Nous le chantions en primaire sans connaître son nom. Nous l’écoutions à la radio sans connaître son visage. Nous le jouions au coin du feu, la guitare en bandoulière. Nous l’invoquions le dernier jour de classe, pour dire adieu à nos professeurs. À nos âges, on ne comprenait pas que Céline ait dû sacrifier ses amours pour remplacer sa mère.

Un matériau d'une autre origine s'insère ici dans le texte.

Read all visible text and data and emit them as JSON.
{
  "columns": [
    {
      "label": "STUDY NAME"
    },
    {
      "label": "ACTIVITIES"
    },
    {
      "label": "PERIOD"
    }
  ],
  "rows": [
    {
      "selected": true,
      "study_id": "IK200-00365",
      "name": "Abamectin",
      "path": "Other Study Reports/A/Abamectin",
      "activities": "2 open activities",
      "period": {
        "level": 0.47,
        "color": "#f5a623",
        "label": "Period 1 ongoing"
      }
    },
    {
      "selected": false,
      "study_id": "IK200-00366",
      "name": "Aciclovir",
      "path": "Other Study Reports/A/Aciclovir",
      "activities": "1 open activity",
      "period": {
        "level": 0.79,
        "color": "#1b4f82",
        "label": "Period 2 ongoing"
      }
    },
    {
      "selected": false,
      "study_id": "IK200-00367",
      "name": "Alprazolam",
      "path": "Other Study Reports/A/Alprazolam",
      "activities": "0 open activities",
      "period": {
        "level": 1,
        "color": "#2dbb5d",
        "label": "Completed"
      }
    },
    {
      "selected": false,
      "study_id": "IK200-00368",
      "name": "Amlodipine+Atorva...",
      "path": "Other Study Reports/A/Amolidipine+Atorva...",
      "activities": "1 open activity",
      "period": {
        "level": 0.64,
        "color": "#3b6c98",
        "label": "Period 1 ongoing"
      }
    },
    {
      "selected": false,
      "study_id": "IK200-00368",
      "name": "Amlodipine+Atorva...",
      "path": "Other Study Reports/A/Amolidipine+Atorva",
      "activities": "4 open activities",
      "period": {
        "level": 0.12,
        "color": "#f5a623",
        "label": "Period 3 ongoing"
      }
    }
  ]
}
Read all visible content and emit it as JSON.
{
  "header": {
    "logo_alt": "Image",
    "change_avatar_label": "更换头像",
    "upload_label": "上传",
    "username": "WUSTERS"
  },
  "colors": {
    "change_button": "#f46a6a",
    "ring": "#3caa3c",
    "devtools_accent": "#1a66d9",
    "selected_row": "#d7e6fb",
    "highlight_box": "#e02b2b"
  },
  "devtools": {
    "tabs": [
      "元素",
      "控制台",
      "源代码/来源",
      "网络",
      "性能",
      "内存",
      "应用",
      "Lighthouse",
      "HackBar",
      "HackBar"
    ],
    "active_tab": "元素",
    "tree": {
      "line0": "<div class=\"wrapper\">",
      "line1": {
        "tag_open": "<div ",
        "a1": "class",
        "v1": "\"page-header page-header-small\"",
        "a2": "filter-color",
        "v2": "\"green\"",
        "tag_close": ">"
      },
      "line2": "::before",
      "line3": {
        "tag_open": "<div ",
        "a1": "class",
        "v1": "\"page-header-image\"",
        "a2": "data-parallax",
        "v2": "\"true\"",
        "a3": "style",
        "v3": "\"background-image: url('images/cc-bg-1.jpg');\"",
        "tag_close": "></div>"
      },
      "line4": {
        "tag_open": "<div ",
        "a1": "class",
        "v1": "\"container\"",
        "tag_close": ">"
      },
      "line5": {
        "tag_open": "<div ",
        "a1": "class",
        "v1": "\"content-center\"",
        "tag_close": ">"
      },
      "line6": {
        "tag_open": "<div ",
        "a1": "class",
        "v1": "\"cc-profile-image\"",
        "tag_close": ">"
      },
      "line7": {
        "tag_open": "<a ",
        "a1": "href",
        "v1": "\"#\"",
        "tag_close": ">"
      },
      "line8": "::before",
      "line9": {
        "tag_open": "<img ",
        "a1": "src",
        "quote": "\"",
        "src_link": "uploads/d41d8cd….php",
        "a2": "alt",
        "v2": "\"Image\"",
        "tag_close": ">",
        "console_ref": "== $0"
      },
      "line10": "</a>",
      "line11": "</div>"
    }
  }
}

On se levait pour « Santiano », « Hasta Luego », « Debout les gars », ces chansons qui vous font larguer les amarres, engaillardir, prendre le large sur un coup de tête, le sac plein, la tente à bout de bras et le foulard autour du cou ! Le soir, on s’asseyait sur un tronc d’arbre en se racontant les destins de Stewball et du petit âne gris. Pour d’autres, l’aventure se lisait au tableau, sur des portées dessinées à la craie blanche par un professeur qui nous semblait déjà vieux.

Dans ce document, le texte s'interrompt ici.